ICBM Summer School 2017 Introduction to Data Analysis and Ecosystem ModelingExternal

Activity Overview

Type: Course
Start Date: July 30, 2017
End Date: August 12, 2017
Website: Summer school info
Contact: Dr. Jürgen Köster
E-mail: icbm.summerschool [at] uni-oldenburg.de

Application/registration deadline: March 31, 2017

The Institute for Chemistry and Biology of the Marine Environment (ICBM, University of Oldenburg) is hosting a summer school in 2017, titled 'Introduction to Data Analysis'. The course, running from July 30 - August 12, will focus on mathematical and numerical methods used in marine and environmental sciences. The school is specifically addressed to early career scientists (advanced masters students/ early stage PhD students). Since data acquisition will be an integral part of the summer school a focus will be on marine conditions met in the southern North Sea and Wadden Sea, one of  the largest tidal systems world-wide and UNESCO World Heritage since 2009.

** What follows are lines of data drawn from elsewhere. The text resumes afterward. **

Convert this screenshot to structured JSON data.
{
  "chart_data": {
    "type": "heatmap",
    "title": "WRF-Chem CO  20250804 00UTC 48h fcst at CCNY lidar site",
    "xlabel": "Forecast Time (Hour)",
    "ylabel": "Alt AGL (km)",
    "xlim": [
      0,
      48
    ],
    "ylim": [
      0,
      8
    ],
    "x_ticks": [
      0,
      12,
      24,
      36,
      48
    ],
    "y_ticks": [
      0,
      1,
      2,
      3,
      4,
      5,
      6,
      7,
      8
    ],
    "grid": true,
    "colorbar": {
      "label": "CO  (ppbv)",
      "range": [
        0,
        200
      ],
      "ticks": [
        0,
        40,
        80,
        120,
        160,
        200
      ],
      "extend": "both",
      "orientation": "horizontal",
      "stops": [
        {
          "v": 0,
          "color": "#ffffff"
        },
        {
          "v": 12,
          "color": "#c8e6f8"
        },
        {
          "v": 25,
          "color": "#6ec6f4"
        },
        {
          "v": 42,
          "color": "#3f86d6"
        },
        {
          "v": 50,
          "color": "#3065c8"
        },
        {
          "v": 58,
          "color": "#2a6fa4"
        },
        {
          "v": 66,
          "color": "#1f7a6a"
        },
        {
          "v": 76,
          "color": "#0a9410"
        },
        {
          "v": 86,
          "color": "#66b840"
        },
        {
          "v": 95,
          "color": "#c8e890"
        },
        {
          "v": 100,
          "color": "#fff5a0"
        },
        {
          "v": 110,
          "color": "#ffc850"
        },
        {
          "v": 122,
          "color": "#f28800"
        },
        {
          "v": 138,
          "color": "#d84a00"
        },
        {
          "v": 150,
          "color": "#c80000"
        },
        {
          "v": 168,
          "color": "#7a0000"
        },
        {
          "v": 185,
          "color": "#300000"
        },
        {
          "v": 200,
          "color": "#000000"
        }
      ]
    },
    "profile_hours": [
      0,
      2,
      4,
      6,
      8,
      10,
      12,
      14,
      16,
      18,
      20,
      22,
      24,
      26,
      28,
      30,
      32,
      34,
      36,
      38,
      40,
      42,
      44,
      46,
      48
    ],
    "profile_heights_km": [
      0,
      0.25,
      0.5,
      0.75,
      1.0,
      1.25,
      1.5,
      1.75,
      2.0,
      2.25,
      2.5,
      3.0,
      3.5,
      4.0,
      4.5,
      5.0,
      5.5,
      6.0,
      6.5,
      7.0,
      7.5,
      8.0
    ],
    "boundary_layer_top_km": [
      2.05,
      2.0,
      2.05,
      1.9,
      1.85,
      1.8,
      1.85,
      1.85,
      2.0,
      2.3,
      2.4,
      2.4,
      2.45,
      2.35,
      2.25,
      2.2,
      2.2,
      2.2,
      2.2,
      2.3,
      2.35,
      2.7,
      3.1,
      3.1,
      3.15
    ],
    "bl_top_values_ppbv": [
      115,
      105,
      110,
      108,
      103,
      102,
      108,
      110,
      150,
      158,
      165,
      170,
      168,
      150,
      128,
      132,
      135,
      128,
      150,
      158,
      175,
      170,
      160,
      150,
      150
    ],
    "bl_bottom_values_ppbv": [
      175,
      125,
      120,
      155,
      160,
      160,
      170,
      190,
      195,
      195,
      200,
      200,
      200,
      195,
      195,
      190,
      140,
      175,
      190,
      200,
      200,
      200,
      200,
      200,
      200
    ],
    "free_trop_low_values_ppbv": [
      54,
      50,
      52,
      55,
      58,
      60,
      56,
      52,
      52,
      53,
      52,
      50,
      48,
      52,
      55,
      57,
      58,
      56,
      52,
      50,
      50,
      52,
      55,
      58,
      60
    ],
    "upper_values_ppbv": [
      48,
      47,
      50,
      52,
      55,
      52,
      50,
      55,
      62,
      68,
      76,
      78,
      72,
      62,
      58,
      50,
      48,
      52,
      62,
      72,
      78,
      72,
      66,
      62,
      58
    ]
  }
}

Skills in data analysis and experience with modeling approaches are gaining more and more importance also for researchers in disciplines that are traditionally further way from mathematical theory building. While a firm background of very basic math and some experience in any programming environment (e.g. Matlab or R) is expected, this summer school is intended for marine scientists from all scientific disciplines.

The summer school will introduce participants into various modeling approaches to marine ecosystem dynamics. Relevant processes in the marine environment range from oceanography (hydrodynamic transport, bentho-pelagic coupling, eddie dynamics), over biogeochemistry (nutrient cycling, stoichiometry) to biological populations (regular or harmful algal blooms, biological growth inside eddies) and eventually reach the level of ecological communities (marine food web, biodiversity and its relation to ecosystem functions and services). This wide range of processes is paralleled by a rich arsenal of mathematical modeling methods (discrete vs. continuous in time/space, deterministic vs. stochastic, process-oriented vs. statistical, conceptual vs. comprehensive).